In the past few days, Business Of Fashion conducted a three and a half hour broadcast called Closing the Sustainability Gap of Fashion on its own digital platform. By hosting valuable people from the textile world around the world, they discussed the issue of sustainability from a very broad perspective. This issue has been on the table for a long time. It is thought that much progress has been made since it is spoken in detail by all segments, but there are so many missing parts, open issues and a distance that needs to be closed that when you start listening, you realize that they can only work in the next 10-15 years.

Edwin Keh, CEO of The HK Research of Textile and Apparel, who participated in the program as a speaker at these times when the Textile Industry was shown as the second-degree responsible for environmental pollution in the world, pointed out very important points. He started his speech by explaining that 40 billion tons of goods are thrown away every year and emphasized that these wastes are not actually waste and should be reintroduced to the economy.

What does circular economy mean?

While the traditional linear economy adopts the produce-dispose model, the circular economy offers us a build well-buy well-resell model. It aims to obtain maximum value from quality goods by encouraging product use as long as possible. In fact, this opens the doors of sustainable textiles by giving us the opportunity to enter the cycle of these products, which are called waste and devalued because they are not produced or sold. The circular economy promotes the reuse of everything from manufactured goods to the materials used in their packaging.

On the other hand, how can this concept, which is not interesting even at the time of writing, be made something interesting for consumers? With the influence of advertising and marketing around the world, we have always been motivated to buy newer ones even though we don't need them for years. We thought that we were renewed and up-to-date with every product we bought. We felt richer, more different. However, all of these could not go beyond trying to fill the void within us with materialism.

In recent years, we are thinking hard on how we can provide the opposite advertisement and motivation for a sustainable life. Those who see the environmental effects and universal damages of excessive consumption and production try to raise their voices and inform the society and change the direction they go. They show the gravity of the situation and lead them to change their shopping habits. Despite all this, unfortunately, efforts are not enough.

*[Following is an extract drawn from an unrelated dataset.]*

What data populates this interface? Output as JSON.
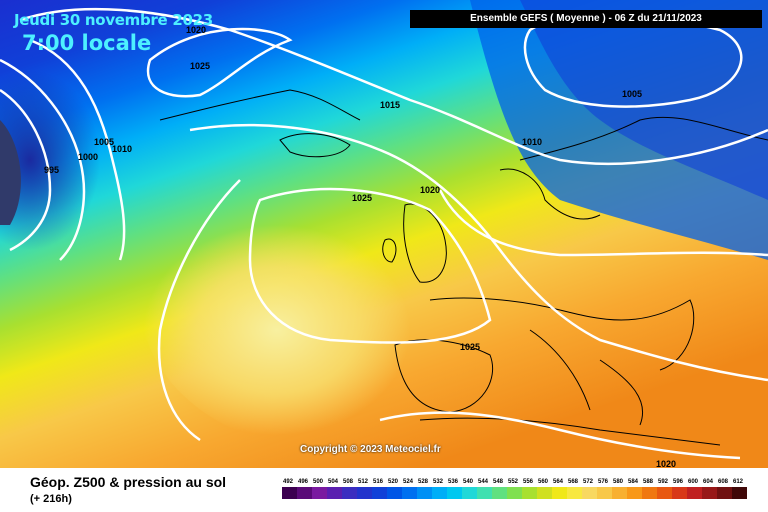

From this point, we can realize that everything we produce and consume belongs to all of us, and when we do not use our resources with respect, we have to pay for it as a whole world. The only deficiency of the products we call waste that is not produced and consumed is not the quantity but that it is no more new!

One last thing , I would like to say is about to become outdated to think that we are renewed by constantly buying new things. To be able to add meaning to our lives saying we not me in the consciousness that is new and that we want to belong to, and to be able to leave a useful trace in this world with every choice we make, even if we know that we will die. Thus to be able to understand the life cycle, at least a little.